The following applies to the ingredients: Ezetimibe (found in Zetia)

Professional Content

This drug should be used during pregnancy only if the benefit outweighs the risk to the fetus.

AU TGA pregnancy category: B3
US FDA pregnancy category: Not assigned

Risk summary: There are insufficient data available on use of this drug in pregnant women to inform a drug-related risk.

Comments:
-According to some authorities: Concomitant therapy with a statin is contraindicated during pregnancy.
-Refer to the manufacturer product information for any statin, fenofibrate, or other LDL-C lowering therapy used in combination with this drug for additional recommendations on use during pregnancy.

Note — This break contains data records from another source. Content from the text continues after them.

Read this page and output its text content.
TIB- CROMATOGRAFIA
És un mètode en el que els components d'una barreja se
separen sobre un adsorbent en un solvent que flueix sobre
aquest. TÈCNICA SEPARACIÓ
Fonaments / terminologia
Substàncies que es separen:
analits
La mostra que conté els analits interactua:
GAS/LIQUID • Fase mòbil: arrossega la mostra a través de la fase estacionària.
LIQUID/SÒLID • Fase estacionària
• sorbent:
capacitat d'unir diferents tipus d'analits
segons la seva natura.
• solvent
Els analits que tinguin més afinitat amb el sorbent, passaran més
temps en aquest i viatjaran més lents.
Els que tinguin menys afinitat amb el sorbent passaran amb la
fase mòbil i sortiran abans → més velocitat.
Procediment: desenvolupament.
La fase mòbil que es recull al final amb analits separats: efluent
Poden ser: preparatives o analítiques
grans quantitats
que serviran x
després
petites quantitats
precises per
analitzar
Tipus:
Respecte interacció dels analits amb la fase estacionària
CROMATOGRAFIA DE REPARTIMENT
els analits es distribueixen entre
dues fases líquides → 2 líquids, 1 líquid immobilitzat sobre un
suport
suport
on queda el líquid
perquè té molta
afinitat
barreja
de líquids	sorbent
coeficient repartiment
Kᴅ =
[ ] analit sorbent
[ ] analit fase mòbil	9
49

Animal studies have failed to reveal evidence of direct or indirect harmful effects on pregnancy, embryofetal development, or on birth/postnatal development. Administration of this drug to pregnant animals during the period of organogenesis at doses ranging from 10 to 150 times the human exposure at the maximum recommended human dose (MRHD) resulted in an increased incidence of common fetal skeletal findings (e.g., extra thoracic ribs). Placental drug transfer was demonstrated in animal studies.

Administration of this drug in combination with a statin during animal studies resulted in higher exposures to this drug and/or the statin as compared to monotherapy; fetal abnormalities were observed. There were no adverse fetal effects observed when this drug was given concomitantly with fenofibrate at doses corresponding to 5 times (total ezetimibe) and 38 times (fenofibric acid) the anticipated MRHD. There are no controlled data in human pregnancy.

AU TGA pregnancy category B3: Drugs which have been taken by only a limited number of pregnant women and women of childbearing age, without an increase in the frequency of malformation or other direct or indirect harmful effects on the human fetus having been observed. Studies in animals have shown evidence of an increased occurrence of fetal damage, the significance of which is considered uncertain in humans.

US FDA pregnancy category Not Assigned: The US FDA has amended the pregnancy labeling rule for prescription drug products to require labeling that includes a summary of risk, a discussion of the data supporting that summary, and relevant information to help health care providers make prescribing decisions and counsel women about the use of drugs during pregnancy. Pregnancy categories A, B, C, D and X are being phased out.

The following applies to the ingredients: Ezetimibe (found in Zetia)

Professional Content

Use is considered acceptable; benefit to mother should outweigh risk to the infant.
-According to some authorities: Use is not recommended during lactation.

Excreted into human milk: Yes (in very low amounts)

Comments:
-If this drug is used in combination with a statin, treatment should be avoided (or may be contraindicated) in patients who are breastfeeding; consult the manufacturer product information.
-There are no data on the effects of this drug on the breastfed infant or on milk production.
-Case reports and pharmacokinetic models predict that serum levels in infants exposed to this drug during breastfeeding are considerably lower than in adults.